The announcement soon afterwards that the £250 million fund of public-sector money would be supplemented by an extra £32m from the UK Government's Broadband UK (BDUK) fund will have further cheered those who believe in the technology's ability to transform economic opportunity as well as social provision for remote and disadvantaged communities.
NextGen presentations from Swedish, Lithuanian and other nationalities showed an array of countries which by design or accident have enabled widespread and economically transformative use of high speed broadband. Some, like Turkey, Romania and Portugal, are countries that might not have been expected to steal a march on Scotland with our long history as a technological powerhouse. Scotland has geographical disadvantages that are almost as challenging as Sweden's but it now has a plan to provide the whole country with broadband speeds of 40-80Mbps
The Scottish Government plans do not look as ambitious or cutting-edge as they would have done two or three years ago, but they have been well received by independent experts, give or take some dissent about whether it was right to follow the UK Government's streamlined procurement BDUK framework. On balance it seems that following this template makes it more likely that the plan's 2013-15 timescale will be met.

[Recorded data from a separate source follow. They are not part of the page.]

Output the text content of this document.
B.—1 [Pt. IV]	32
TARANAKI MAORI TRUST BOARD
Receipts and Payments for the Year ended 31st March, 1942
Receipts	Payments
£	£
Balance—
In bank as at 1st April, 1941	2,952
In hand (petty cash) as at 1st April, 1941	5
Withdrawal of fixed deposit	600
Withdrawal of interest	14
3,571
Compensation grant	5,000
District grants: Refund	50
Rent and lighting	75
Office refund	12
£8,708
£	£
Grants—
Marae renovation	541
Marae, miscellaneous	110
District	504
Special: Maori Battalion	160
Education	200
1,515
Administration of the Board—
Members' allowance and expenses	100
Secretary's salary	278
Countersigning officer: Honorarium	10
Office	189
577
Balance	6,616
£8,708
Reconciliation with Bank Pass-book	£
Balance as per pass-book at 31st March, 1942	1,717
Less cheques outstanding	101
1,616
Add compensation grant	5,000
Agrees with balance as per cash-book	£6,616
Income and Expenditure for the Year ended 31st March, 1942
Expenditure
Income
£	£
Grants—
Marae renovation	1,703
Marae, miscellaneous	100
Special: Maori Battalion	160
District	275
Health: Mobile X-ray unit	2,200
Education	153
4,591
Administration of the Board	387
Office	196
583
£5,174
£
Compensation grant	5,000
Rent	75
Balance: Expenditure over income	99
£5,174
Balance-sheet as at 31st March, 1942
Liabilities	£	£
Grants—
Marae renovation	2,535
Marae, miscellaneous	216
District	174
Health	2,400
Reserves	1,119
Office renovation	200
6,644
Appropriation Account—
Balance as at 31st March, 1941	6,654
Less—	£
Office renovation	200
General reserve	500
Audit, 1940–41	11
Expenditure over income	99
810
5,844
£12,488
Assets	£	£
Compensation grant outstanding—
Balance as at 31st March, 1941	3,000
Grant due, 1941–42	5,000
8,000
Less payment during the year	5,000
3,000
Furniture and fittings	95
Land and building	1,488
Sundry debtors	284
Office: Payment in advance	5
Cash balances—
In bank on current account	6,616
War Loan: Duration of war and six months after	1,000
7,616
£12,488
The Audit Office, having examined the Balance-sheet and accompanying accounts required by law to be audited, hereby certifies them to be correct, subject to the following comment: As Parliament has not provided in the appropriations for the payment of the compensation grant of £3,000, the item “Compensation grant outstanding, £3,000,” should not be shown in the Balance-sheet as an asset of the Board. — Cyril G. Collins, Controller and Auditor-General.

In a field as complex as this, fraught with technological, territorial, commercial and state-aid questions, the risk of getting bogged down makes public-sector leadership all-important. The hard-driving Cabinet Secretary for Infrastructure, Alex Neil, has appointed Colin Cook, formerly head of the Army's online recruitment operations to head the 15-person team overseeing the project. His self-proclaimed passion for the project inspires confidence that Scotland will soon have a network that makes our so-called "peripheral" status a thing of the past.